LONDON — Boris Johnson will chart Britain’s post-coronavirus future — by dusting down his previous plan.
The prime minister will turn back to the Conservative manifesto that delivered his big House of Commons majority last December when he sets out his vision on Tuesday to rebuild the country after the pandemic.
In a speech in Dudley in the Midlands that has been trailed as an attempt to reset the agenda following sustained criticism of the U.K. government's response to the pandemic, Johnson will pledge to "build, build, build" in the hope that Britain can dig itself out of the economic crisis wrought by the coronavirus.
"This government not only has a vision to change this country for the better, we have a mission to unite and level up: the mission on which we were elected last year,” he will say, according to comments released to the media.
Johnson will bring forward £5 billion for hospital maintenance plans, as well as road and rail building, school refurbishment, prison upgrades and improvements to parks and high streets.
He will channel former U.S. President Franklin Roosevelt, who implemented a "New Deal" of public works to help America overcome the depression of the 1930s.
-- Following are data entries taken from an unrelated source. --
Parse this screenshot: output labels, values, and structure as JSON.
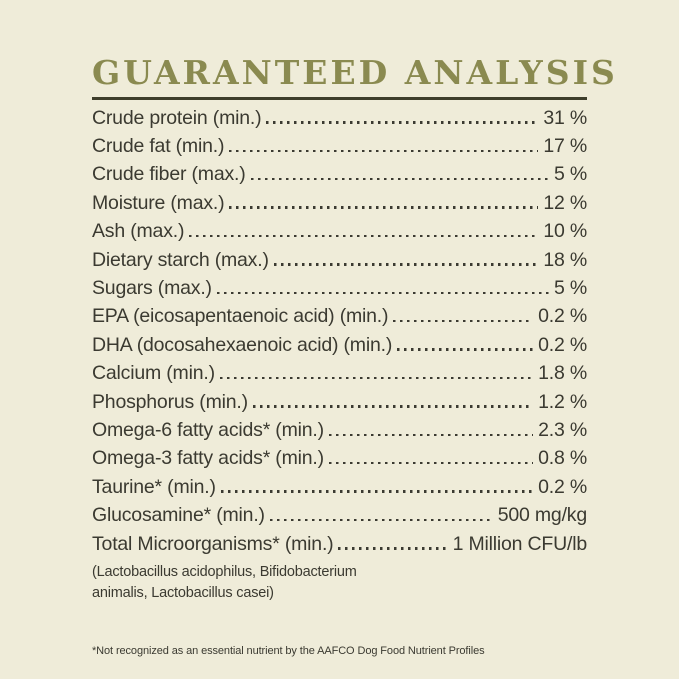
{
  "title": "GUARANTEED ANALYSIS",
  "rows": [
    {
      "label": "Crude protein (min.)",
      "value": "31 %"
    },
    {
      "label": "Crude fat (min.)",
      "value": "17 %"
    },
    {
      "label": "Crude fiber (max.)",
      "value": "5 %"
    },
    {
      "label": "Moisture (max.)",
      "value": "12 %"
    },
    {
      "label": "Ash (max.)",
      "value": "10 %"
    },
    {
      "label": "Dietary starch (max.)",
      "value": "18 %"
    },
    {
      "label": "Sugars (max.)",
      "value": "5 %"
    },
    {
      "label": "EPA (eicosapentaenoic acid) (min.)",
      "value": "0.2 %"
    },
    {
      "label": "DHA (docosahexaenoic acid) (min.)",
      "value": "0.2 %"
    },
    {
      "label": "Calcium (min.)",
      "value": "1.8 %"
    },
    {
      "label": "Phosphorus (min.)",
      "value": "1.2 %"
    },
    {
      "label": "Omega-6 fatty acids* (min.)",
      "value": "2.3 %"
    },
    {
      "label": "Omega-3 fatty acids* (min.)",
      "value": "0.8 %"
    },
    {
      "label": "Taurine* (min.)",
      "value": "0.2 %"
    },
    {
      "label": "Glucosamine* (min.)",
      "value": "500 mg/kg"
    },
    {
      "label": "Total Microorganisms* (min.)",
      "value": "1 Million CFU/lb"
    }
  ],
  "microorganisms_note": {
    "line1": "(Lactobacillus acidophilus, Bifidobacterium",
    "line2": "animalis, Lactobacillus casei)"
  },
  "footnote": "*Not recognized as an essential nutrient by the AAFCO Dog Food Nutrient Profiles",
  "colors": {
    "background": "#efecd9",
    "heading": "#8a8a50",
    "rule": "#3e3e2b",
    "text": "#3b3a31"
  }
}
“It sounds positively Rooseveltian; it sounds like a New Deal," Johnson will say. "All I can say is that if so, then that is how it is meant to sound and to be, because that is what the times demand."
He will promise to "build our way back to health," pledging to "build back better, build back greener, build back faster and to do that at the pace that this moment requires.”
The government will publish a National Infrastructure Strategy in the fall to give clarity to its plans, while Chancellor Rishi Sunak is set to deliver an update on the economy next week.
The tone is all about renewal. But the promises were all there in 2019, when Johnson pledged an “infrastructure revolution,” including massive rail projects, road improvements and broadband stretching across the nation. He will use the same phrase on Tuesday.
Britain has not fared well during the crisis. It has one of the highest death tolls in the world and found itself plagued with issues: on testing, the supply of personal protective equipment and the protection of vulnerable care homes to name a few.
With the death rate each day in the mid-20s and new positive cases numbering less than 1,000, the government appears to be getting to grips with the crisis. Brits are even being allowed back to pubs this week as a semblance of normal life resumes.
But there’s no respite for officials, who note that as the coronavirus chaos subsides the “reset” agenda designed to mitigate the economic impact has taken its place.
Civil servants aren't just braced for new policies — Downing Street wants to rewire how government functions, starting with personnel change. No. 10 announced on Sunday night that Mark Sedwill, the U.K.'s most senior civil servant, will be stepping down from his post in September.
It follows weeks of anonymous briefings to the newspapers against him, including charges that he was to blame for some of the problems the government faced in dealing with the virus.
Sedwill is the third top civil servant to quit since Johnson took office. Foreign Office boss Simon McDonald announced he would stand down after the government decided to merge his department with the development office.
And Home Office chief Philip Rutnam resigned over clashes with the Home Secretary Priti Patel. He has filed a case for unfair dismissal.
The three were said to be disliked by Dominic Cummings, Johnson’s infamous chief aide in Downing Street, who is said to have drawn up a “shit list” of top civil servants he wanted gone.
Johnson appointed David Frost, his Brexit negotiator, to replace Sedwill in his secondary role as National Security Adviser — making a clearly political appointment to the civil service.
But those who have followed Cummings closely since he came to prominence running the 2016 Vote Leave campaign will know that sweeping Whitehall reform was in his own manifesto: the blog where he poured out his thoughts on governance for years.
He said Whitehall considers failure as “normal, not something to strive to avoid,” and proposed having parts of it “amputated,” including “firing thousands of unnecessary people.”
The coronavirus might have delayed the inevitable, but Johnson and his top adviser seem determined to deliver the original plan.